Code Evolution Graphs: Understanding Large Language Model Driven Design of Algorithms
This work addresses the lack of interpretability in LLM-driven algorithm design, which is a problem for researchers and practitioners in automated code generation and evolutionary computation, though it is incremental in nature.
The paper tackles the problem of understanding and analyzing the code generation process of Large Language Models (LLMs) in evolutionary frameworks, where optimization can stall or produce non-competitive algorithms. It presents a novel approach that allows users to analyze generated code evolution, showing that repeated prompting increases code complexity, which can hurt performance, and that different LLMs have distinct coding styles, suggesting multi-LLM use might improve results.

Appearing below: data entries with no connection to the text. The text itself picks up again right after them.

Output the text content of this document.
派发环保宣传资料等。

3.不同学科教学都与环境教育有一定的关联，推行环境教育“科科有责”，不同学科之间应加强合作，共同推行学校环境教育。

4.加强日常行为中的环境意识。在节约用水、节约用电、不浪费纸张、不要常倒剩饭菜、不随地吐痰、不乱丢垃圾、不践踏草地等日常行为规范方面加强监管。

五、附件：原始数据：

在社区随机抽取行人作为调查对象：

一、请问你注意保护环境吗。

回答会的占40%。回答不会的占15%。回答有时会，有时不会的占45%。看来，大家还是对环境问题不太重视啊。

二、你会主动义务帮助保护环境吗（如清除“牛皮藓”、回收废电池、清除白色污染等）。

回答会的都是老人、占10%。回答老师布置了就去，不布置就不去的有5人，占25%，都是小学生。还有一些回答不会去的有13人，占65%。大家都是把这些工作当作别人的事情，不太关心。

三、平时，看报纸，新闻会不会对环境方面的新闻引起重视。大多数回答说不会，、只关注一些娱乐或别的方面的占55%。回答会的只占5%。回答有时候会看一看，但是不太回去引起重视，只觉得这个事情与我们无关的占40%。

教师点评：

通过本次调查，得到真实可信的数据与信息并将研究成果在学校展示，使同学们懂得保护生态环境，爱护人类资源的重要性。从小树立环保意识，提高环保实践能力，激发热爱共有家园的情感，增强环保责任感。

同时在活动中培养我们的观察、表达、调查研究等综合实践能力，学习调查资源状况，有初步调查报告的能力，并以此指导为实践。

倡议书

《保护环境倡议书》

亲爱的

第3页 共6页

Large Language Models (LLMs) have demonstrated great promise in generating code, especially when used inside an evolutionary computation framework to iteratively optimize the generated algorithms. However, in some cases they fail to generate competitive algorithms or the code optimization stalls, and we are left with no recourse because of a lack of understanding of the generation process and generated codes. We present a novel approach to mitigate this problem by enabling users to analyze the generated codes inside the evolutionary process and how they evolve over repeated prompting of the LLM. We show results for three benchmark problem classes and demonstrate novel insights. In particular, LLMs tend to generate more complex code with repeated prompting, but additional complexity can hurt algorithmic performance in some cases. Different LLMs have different coding ``styles'' and generated code tends to be dissimilar to other LLMs. These two findings suggest that using different LLMs inside the code evolution frameworks might produce higher performing code than using only one LLM.